In this new environment, safety and loss control are going to have to move from the back burner to the front burner. Executives and managers are going to have to look beyond their accident experience and look at whether or not their safety programs can actually reduce their exposure to, not only the expense of accidents, but rising insurance costs and decrease in insurance availability. The latter means that insurance costs for companies where the risk is perceived to be greater will be proportionately higher.
Proactive approaches to safety and health programs are going to require a new way of looking at things. For example, it may be necessary to weigh a one time capital expenditure against long term potential losses in insurance claims-i.e, does the cost of new material handling equipment outweigh the potential for ergonomic injury claims down the road? If an insurer is concerned about the possibility of claims for musculoskeletal injuries in a workplace, the investment makes sense. As in this example, the employer may have to take a look at the workplace in terms of vulnerabilities and how these may be reduced or eliminated.
Another part of this new approach may have to be looking at how an employer can demonstrate commitment to ensuring a safe workplace. Here, the written programs, that are required by OSHA, may also serve to document all of the company's efforts. As with OSHA compliance, the written programs need to be living documents which reflect what is actually happening on the production floor. Lockout/tagout procedures in a book that are demonstrably not followed on the shop floor are not going to be very helpful. A regular review of all safety programs, written and otherwise, can help a company stay on top of safety and loss control efforts.
In addition to auditing the workplace to identify vulnerabilities and documenting all safety efforts, employers should also seriously look at incorporating safety issues into all planning, whether this planning involves facility changes or purchasing.

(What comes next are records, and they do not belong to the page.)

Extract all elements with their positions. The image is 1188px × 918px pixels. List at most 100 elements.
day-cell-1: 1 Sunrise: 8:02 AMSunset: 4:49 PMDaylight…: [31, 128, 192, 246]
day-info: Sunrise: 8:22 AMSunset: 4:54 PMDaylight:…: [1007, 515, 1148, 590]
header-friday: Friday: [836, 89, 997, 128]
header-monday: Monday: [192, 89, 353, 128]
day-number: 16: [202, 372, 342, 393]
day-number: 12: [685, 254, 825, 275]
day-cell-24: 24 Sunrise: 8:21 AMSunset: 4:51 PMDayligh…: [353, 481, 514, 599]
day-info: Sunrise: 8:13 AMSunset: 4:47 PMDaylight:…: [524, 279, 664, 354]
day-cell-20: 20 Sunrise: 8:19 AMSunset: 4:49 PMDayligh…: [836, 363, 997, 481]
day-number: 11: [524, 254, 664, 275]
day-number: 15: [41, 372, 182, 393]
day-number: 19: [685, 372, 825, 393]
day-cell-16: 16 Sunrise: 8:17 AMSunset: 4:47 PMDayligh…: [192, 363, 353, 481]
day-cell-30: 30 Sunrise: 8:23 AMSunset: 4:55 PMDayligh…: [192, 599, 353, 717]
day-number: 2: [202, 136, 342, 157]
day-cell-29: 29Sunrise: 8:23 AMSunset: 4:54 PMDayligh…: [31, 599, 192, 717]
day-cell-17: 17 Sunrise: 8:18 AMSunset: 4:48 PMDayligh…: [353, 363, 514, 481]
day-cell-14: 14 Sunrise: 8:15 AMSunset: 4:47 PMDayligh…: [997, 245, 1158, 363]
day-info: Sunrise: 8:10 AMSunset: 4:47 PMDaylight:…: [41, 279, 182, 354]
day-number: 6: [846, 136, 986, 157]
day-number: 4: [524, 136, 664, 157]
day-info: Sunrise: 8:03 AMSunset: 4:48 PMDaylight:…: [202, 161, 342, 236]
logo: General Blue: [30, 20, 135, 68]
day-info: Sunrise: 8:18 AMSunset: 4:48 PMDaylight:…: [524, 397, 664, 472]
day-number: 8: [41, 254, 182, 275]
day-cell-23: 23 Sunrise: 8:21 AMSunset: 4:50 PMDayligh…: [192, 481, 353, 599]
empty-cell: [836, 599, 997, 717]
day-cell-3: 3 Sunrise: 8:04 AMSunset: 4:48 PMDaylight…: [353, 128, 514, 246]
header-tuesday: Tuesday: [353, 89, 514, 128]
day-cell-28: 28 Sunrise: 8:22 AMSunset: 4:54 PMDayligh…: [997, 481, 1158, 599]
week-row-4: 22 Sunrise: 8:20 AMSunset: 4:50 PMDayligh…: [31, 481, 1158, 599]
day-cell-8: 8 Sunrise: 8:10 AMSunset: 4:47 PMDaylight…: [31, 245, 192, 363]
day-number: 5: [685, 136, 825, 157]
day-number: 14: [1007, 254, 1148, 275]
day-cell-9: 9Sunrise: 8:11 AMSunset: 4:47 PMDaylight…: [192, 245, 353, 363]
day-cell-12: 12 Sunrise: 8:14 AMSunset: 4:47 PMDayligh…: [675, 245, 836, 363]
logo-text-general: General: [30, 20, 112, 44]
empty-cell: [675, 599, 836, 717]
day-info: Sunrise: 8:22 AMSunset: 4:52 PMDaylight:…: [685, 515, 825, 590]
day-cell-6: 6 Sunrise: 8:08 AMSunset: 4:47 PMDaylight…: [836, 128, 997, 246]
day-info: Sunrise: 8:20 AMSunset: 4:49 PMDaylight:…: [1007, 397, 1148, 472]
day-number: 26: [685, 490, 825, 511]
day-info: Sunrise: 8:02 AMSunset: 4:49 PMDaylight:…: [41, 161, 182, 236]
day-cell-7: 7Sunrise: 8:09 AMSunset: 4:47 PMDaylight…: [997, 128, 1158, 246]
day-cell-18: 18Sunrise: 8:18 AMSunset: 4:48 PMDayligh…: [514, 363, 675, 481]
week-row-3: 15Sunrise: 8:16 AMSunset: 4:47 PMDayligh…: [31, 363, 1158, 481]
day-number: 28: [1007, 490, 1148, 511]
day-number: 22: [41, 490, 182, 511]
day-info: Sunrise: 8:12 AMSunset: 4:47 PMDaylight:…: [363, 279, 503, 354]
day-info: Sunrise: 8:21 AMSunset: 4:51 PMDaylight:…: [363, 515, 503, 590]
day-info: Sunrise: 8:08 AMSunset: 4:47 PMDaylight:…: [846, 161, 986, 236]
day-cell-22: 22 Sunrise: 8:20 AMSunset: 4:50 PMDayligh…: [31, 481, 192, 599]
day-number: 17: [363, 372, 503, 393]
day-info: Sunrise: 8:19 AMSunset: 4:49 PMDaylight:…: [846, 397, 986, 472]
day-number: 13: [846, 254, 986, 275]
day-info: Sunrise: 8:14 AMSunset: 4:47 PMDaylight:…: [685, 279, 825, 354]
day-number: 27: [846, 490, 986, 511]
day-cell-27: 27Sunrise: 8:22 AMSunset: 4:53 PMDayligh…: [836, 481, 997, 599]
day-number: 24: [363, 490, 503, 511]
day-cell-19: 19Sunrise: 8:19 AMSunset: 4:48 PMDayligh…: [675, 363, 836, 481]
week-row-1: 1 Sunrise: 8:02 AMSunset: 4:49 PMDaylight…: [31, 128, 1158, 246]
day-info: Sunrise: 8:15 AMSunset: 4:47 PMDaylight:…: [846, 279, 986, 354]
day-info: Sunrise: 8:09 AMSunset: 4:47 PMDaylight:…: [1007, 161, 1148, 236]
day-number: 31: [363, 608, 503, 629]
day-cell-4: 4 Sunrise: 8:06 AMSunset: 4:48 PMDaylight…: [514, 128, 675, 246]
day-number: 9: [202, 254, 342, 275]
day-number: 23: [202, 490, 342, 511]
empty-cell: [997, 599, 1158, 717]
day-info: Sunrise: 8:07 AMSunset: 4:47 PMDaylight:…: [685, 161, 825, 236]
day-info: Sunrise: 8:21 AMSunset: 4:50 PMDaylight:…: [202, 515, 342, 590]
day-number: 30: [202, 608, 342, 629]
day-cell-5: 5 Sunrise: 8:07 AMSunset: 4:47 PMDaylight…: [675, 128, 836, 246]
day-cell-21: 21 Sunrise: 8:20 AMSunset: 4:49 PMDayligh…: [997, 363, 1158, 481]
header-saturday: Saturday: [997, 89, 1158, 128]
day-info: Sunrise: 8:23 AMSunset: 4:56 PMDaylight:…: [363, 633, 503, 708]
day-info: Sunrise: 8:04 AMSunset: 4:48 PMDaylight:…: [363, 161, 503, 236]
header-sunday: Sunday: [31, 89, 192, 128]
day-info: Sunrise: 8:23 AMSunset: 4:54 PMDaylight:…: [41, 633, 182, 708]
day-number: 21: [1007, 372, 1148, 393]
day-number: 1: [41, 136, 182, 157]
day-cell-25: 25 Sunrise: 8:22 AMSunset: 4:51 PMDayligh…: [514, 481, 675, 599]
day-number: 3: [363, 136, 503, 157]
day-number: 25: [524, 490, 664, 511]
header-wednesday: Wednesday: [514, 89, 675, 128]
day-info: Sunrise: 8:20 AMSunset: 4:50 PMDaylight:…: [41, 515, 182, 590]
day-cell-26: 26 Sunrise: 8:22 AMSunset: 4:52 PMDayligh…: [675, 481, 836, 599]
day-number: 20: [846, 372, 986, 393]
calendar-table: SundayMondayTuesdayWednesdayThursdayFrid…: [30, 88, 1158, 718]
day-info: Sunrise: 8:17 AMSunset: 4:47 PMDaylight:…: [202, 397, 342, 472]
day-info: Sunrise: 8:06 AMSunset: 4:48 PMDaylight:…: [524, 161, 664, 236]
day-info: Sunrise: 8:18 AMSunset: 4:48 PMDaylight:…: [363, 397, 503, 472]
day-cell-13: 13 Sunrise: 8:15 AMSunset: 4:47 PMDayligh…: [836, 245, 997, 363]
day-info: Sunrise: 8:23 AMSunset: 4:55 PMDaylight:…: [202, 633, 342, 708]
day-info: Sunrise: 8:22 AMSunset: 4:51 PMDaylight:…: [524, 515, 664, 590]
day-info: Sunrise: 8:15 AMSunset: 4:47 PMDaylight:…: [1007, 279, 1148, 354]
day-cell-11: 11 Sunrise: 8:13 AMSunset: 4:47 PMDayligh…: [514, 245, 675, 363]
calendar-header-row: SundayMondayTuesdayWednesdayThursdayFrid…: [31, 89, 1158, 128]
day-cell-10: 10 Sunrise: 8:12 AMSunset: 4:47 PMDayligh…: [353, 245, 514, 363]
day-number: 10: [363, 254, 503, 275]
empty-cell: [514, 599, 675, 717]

Incorporating safety issues into all planning can have serious cost saving benefits. We had a graphic example of this revealed in a recently conducted compliance audit. The company concerned had spent thousands of dollars in rearranging the shop floor and laying out their production equipment. They neglected, however, to take safety and compliance considerations into account. The four major aisles than ran through the plant did not lead to a single exit! Moreover, not a single exit could be seen from any spot on the production floor. The cost of redoing the production floor again will probably be prohibitive. This means that the company will have to spend thousands of dollars on striping the floor and putting in signage to indicate paths to exits. And, this cost could be small compared to the costs that might arise if a serious accident occurs and Emergency Medical Personnel cannot easily navigate the shop floor to assist the victim.
The marketplace has changed tremendously in the last year. With the economic slowdown and the changes in the insurance industry, employers need to engage in long term thinking and proactive planning to ensure profitability. Neglecting safety issues in this process can be a critical mistake.